The peculiar and moving story of a Congolese boy's coming-of-age amid the political strife of postcolonial Congo
"It is even said-but I admit that it's difficult to believe, even though I got this from my uncle-that when Papa was born, you couldn't follow the World Cup or the Olympics live and that Coca-Cola had yet to spread the selling of soft drinks to our village. Michael Jackson had yet to become famous . . . If all this was really true, I wonder how men managed to fill up the twenty-four hours of the day, three hundred sixty-five days a year."
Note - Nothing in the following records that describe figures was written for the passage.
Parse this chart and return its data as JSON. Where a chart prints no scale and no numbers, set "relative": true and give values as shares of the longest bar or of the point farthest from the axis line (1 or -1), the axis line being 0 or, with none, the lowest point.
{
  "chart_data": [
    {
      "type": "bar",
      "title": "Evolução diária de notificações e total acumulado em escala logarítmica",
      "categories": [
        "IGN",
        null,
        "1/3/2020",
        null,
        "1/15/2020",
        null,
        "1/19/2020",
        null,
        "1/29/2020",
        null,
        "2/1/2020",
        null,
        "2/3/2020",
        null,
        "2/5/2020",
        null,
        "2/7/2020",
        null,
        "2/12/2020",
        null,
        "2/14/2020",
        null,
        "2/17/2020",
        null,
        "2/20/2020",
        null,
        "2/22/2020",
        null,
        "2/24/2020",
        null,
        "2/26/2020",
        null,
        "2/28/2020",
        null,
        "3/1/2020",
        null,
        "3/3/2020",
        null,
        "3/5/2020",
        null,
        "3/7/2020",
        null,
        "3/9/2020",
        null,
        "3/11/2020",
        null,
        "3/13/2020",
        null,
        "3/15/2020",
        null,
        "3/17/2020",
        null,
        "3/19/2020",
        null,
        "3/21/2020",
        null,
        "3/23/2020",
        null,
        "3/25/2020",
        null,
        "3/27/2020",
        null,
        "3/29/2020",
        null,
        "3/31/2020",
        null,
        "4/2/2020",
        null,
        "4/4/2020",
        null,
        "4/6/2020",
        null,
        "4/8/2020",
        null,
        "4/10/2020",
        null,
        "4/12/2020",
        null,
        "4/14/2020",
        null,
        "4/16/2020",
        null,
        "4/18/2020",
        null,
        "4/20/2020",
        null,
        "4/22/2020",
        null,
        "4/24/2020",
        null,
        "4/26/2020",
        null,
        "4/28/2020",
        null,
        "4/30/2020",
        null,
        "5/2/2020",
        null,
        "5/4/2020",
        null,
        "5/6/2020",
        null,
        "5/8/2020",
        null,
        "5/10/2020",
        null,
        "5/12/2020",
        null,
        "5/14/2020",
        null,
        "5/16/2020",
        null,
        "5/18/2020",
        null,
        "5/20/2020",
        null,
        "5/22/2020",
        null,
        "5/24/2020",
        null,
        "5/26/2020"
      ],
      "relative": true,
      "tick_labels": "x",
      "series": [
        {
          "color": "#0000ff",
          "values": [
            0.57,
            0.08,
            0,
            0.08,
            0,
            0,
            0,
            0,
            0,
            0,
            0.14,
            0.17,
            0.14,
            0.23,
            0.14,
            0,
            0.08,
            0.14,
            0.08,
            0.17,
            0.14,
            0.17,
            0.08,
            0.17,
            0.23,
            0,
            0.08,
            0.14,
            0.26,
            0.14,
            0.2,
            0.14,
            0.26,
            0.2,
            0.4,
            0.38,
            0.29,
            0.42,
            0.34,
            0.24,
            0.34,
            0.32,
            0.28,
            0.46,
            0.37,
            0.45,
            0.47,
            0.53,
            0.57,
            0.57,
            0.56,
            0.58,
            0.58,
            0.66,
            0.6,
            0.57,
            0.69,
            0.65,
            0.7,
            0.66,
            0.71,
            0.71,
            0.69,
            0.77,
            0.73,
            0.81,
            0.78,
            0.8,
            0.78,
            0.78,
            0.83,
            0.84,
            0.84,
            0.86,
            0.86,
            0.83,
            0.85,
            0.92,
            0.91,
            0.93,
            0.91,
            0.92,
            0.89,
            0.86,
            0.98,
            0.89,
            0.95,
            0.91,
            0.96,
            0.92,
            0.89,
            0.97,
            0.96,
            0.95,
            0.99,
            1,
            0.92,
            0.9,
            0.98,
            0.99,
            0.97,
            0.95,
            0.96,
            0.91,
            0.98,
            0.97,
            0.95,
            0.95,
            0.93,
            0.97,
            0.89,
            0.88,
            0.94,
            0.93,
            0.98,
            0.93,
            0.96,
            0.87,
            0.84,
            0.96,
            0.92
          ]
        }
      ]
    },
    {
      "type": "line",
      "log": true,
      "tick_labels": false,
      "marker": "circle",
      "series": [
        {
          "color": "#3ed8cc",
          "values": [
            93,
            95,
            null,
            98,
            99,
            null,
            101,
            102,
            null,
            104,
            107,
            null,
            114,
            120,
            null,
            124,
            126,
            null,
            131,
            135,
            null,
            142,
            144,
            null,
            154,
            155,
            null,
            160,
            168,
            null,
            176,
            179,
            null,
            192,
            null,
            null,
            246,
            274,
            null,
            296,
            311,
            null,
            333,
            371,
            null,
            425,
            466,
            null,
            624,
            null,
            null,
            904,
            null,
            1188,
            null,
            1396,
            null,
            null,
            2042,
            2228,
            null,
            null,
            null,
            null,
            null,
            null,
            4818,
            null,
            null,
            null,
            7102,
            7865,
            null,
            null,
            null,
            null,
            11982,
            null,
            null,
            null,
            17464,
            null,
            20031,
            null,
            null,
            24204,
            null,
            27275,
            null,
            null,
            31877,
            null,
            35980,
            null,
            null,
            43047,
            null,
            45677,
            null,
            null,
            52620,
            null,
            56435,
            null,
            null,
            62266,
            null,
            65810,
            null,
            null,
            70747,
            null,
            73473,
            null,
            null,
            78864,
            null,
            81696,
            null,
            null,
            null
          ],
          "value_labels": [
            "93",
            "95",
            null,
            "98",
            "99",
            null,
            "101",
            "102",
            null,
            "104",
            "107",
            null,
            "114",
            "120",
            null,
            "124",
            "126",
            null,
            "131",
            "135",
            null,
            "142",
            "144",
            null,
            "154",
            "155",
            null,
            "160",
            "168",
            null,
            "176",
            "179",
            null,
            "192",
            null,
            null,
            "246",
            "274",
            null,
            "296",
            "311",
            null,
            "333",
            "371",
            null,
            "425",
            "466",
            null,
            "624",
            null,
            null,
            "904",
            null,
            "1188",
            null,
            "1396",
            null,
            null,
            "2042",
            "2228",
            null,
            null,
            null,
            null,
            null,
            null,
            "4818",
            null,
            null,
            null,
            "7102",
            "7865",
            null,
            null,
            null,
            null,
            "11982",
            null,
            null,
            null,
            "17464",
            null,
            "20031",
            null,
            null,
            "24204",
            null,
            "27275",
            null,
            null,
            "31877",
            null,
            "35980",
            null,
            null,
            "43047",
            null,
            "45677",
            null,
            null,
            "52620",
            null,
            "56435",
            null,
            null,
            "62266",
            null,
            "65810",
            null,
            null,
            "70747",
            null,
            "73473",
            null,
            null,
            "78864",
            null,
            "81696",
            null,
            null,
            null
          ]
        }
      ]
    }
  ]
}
His nickname is Matapari, which means "trouble." He is an African child of the '90s-brilliant, mischievous, postcolonial, postmodern-caught in the crossfire of a chaotically liberated African country. Matapari grows up in a world of talking drums, the Internet, and satellite TV, a world of dictators who remake themselves as democrats overnight. His uncle is a stooge for the dictator; his father is a scholarly recluse obsessed with proving that blacks played key roles in Western history. Matapari is a young man in the middle-but the shrewdness and wit with which he tells his often riotously funny story set him apart from his relatives and countrymen. Emmanuel Dongala uses the ingenious viewpoint of a child to show up the telltale world of adults-and to show how one preserves one's independence in a corrupt and violent society.